I enjoyed that one. A little bit of self reflection is always nice, and there is nothing like a bunch of tweakers at the local park to make one say “How the F— did I end up living here?” It seems that all of us who grew up in California especially the costal part and have left for greener pastures. (The definition of green being real-estate that costs less than $1000 per square foot.) We have longings for some of the social norms of a more affluent lifestyle. In my case neighbors who are willing to mow and weed their yards more than once a year or the expectation that everyone wears a shirt in the grocery store. These and a few other pointed behavioral shortcomings help me to understand why the California I grew up in can never be returned. It has regulated it self out of existence in an effort to control such offensive behavior. After the soul crushing Political Correctness of California in the 1990’s I try to embrace the Northwest’s white trash diversity. Shirt, shoes and teeth are optional.
I maintain my statement to the locals “California is a great place to live if it weren’t for all of the people that live there.”
@The Dirtbag
Dirtbag, you are spot on, as ever. I say “screw it” let’s just buy a tugboat and make our way as captains on the Columbia. It’d be a hell of a ride!
Having just returned from a trip to my most recent home state of Florida, I can relate to this conundrum. When deciding where to raise the boys we chose this area for many reasons including the great schools and the smallest amount of outlaw family members. Normally when choosing between two evils I pick the one I have not tried before. Although I had lived here in my college days I have to say there is no better place to raise the fam. The great cost of living provides us the opportunity to go back to all the places we would rather be. Those seasons you speak of sound familiar but I would rather be someplace where there is one season all year.
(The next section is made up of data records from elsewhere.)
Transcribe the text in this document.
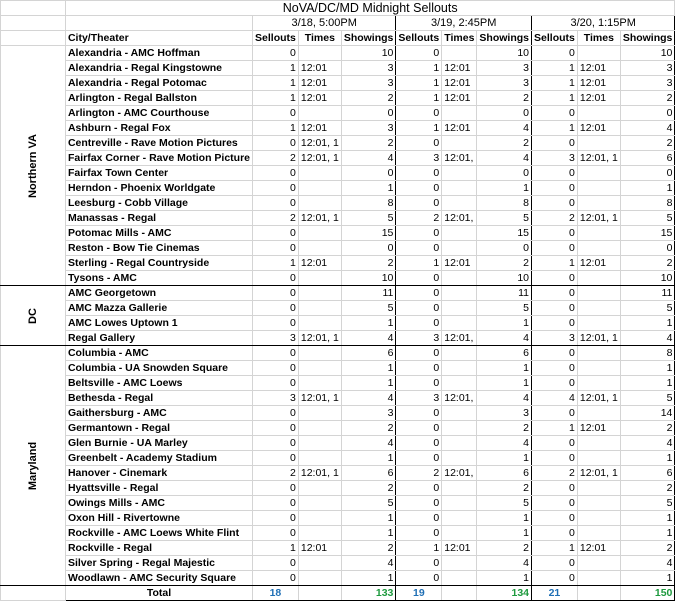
	NoVA/DC/MD Midnight Sellouts									
		3/18, 5:00PM			3/19, 2:45PM			3/20, 1:15PM		
	City/Theater	Sellouts	Times	Showings	Sellouts	Times	Showings	Sellouts	Times	Showings
Northern VA	Alexandria - AMC Hoffman	0		10	0		10	0		10
	Alexandria - Regal Kingstowne	1	12:01	3	1	12:01	3	1	12:01	3
	Alexandria - Regal Potomac	1	12:01	3	1	12:01	3	1	12:01	3
	Arlington - Regal Ballston	1	12:01	2	1	12:01	2	1	12:01	2
	Arlington - AMC Courthouse	0		0	0		0	0		0
	Ashburn - Regal Fox	1	12:01	3	1	12:01	4	1	12:01	4
	Centreville - Rave Motion Pictures	0	12:01, 1	2	0		2	0		2
	Fairfax Corner - Rave Motion Picture	2	12:01, 1	4	3	12:01,	4	3	12:01, 1	6
	Fairfax Town Center	0		0	0		0	0		0
	Herndon - Phoenix Worldgate	0		1	0		1	0		1
	Leesburg - Cobb Village	0		8	0		8	0		8
	Manassas - Regal	2	12:01, 1	5	2	12:01,	5	2	12:01, 1	5
	Potomac Mills - AMC	0		15	0		15	0		15
	Reston - Bow Tie Cinemas	0		0	0		0	0		0
	Sterling - Regal Countryside	1	12:01	2	1	12:01	2	1	12:01	2
	Tysons - AMC	0		10	0		10	0		10
DC	AMC Georgetown	0		11	0		11	0		11
	AMC Mazza Gallerie	0		5	0		5	0		5
	AMC Lowes Uptown 1	0		1	0		1	0		1
	Regal Gallery	3	12:01, 1	4	3	12:01,	4	3	12:01, 1	4
Maryland	Columbia - AMC	0		6	0		6	0		8
	Columbia - UA Snowden Square	0		1	0		1	0		1
	Beltsville - AMC Loews	0		1	0		1	0		1
	Bethesda - Regal	3	12:01, 1	4	3	12:01,	4	4	12:01, 1	5
	Gaithersburg - AMC	0		3	0		3	0		14
	Germantown - Regal	0		2	0		2	1	12:01	2
	Glen Burnie - UA Marley	0		4	0		4	0		4
	Greenbelt - Academy Stadium	0		1	0		1	0		1
	Hanover - Cinemark	2	12:01, 1	6	2	12:01,	6	2	12:01, 1	6
	Hyattsville - Regal	0		2	0		2	0		2
	Owings Mills - AMC	0		5	0		5	0		5
	Oxon Hill - Rivertowne	0		1	0		1	0		1
	Rockville - AMC Loews White Flint	0		1	0		1	0		1
	Rockville - Regal	1	12:01	2	1	12:01	2	1	12:01	2
	Silver Spring - Regal Majestic	0		4	0		4	0		4
	Woodlawn - AMC Security Square	0		1	0		1	0		1
	Total	18		133	19		134	21		150
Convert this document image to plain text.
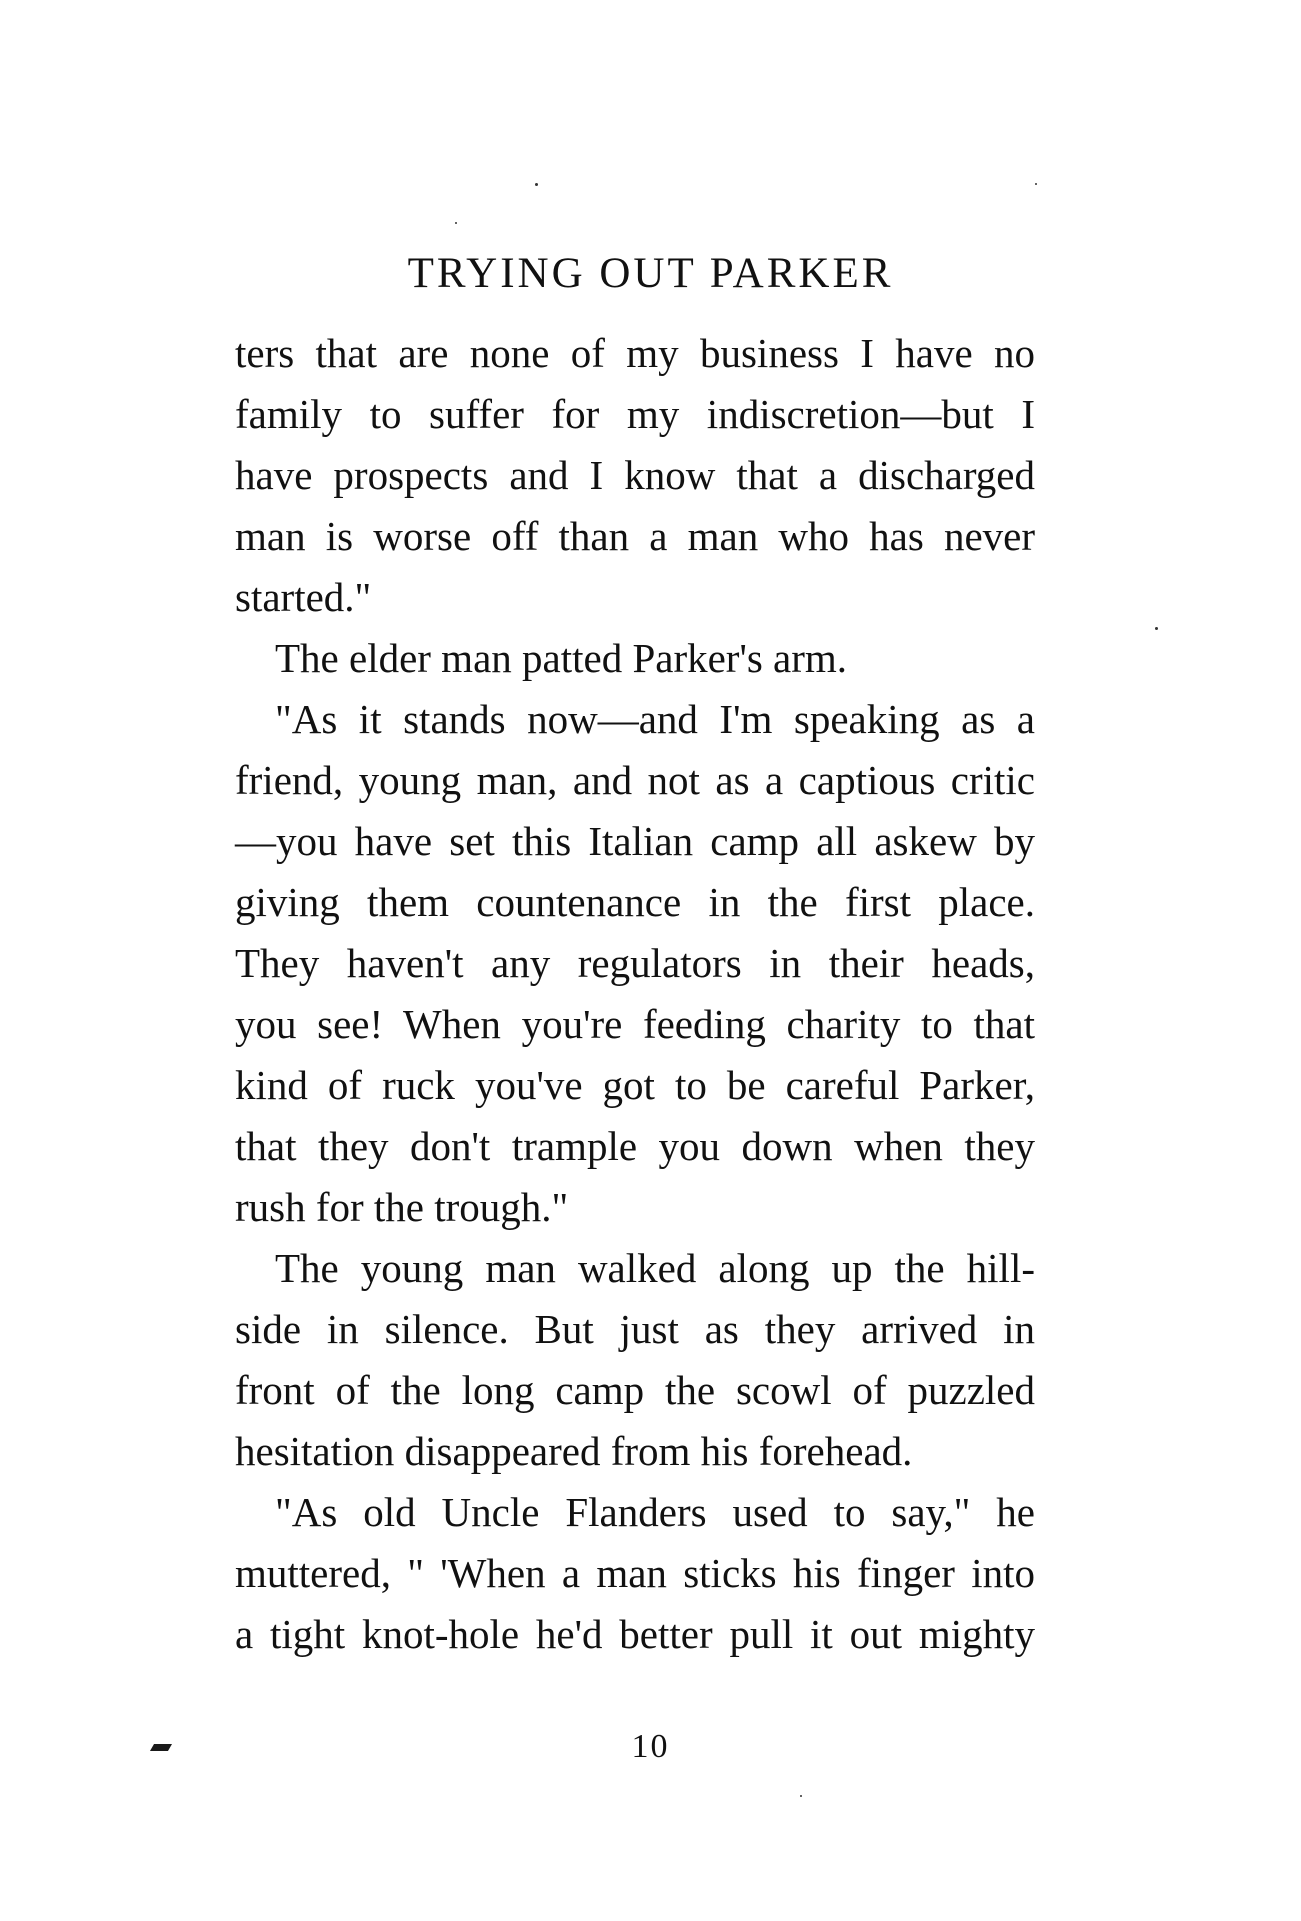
TRYING OUT PARKER
ters that are none of my business I have no
family to suffer for my indiscretion—but I
have prospects and I know that a discharged
man is worse off than a man who has never
started."
The elder man patted Parker's arm.
"As it stands now—and I'm speaking as a
friend, young man, and not as a captious critic
—you have set this Italian camp all askew by
giving them countenance in the first place.
They haven't any regulators in their heads,
you see! When you're feeding charity to that
kind of ruck you've got to be careful Parker,
that they don't trample you down when they
rush for the trough."
The young man walked along up the hill-
side in silence. But just as they arrived in
front of the long camp the scowl of puzzled
hesitation disappeared from his forehead.
"As old Uncle Flanders used to say," he
muttered, " 'When a man sticks his finger into
a tight knot-hole he'd better pull it out mighty
10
How I miss the days when we wore the trucker hats and turned the local hipster hangouts into “damn truck stops.” I’m sure your spanish skills have a wonderful midwestern twang at least as much as your english. I know that it takes you more than a few days to readjust to the left coast when you visit these days. Culture shock indeed. Say “Hi” to Awesome for me the next time you see ’em.
@ourcrookedtree
hard to argue with constant 72 degree temps, ain’t it?
@Rojo
I, too, miss the halcyon days of our squandered youth, when a career as a truck driver seemed like such a brilliant idea. And yes, coming home is always a shock, if for no other reason than to serve as a reminder of all that I’ve left behind.
Don is with you on the bacon. Another plus is the nature preserve walk, even though relatively flat. The folks are a real plus but one might wonder how that relates to the Good Ol’ Boys.
@Carol Enns
bacon truly is the fruit of the pig, er, Gods, and despite it’s desire to kill me, I can’t turn away from it! And yes, the Good Ol’ Boys are a blemish on the canvas of the Ozark Mountains.
@Uli
Aren’t you supposed to keep your enemies closer? Nothin’ like good ol’ midwestern pork.
@Rojo
Ro, there comes a point where “knowing” them becomes “saturated with idiocy”. I think that line may have been blurred already….
I agree with it all, even having only lived in Missouri my entire existance, but when does the Truck crew get up in the night? All I seem to notice is you stumbling out into the hallway with a glazed over look and me telling yopu to go back to bed, its for the Engine.
@Scott
As you may or may not be aware, we live by the motto “Truck Work Is Never Done”. While you Engine sissies get all the credit, it is the unappreciated efforts of the Truckies that make the station and fireground run like well-oiled machines.
I’m a little behind. When exactly are these six weeks of unbearable heat?
@Kasey
that would have been in the month of June with some slight spillover into July……being from Texas, I don’t know if you can feel my pain. Everything’s hotter in Tejas, si?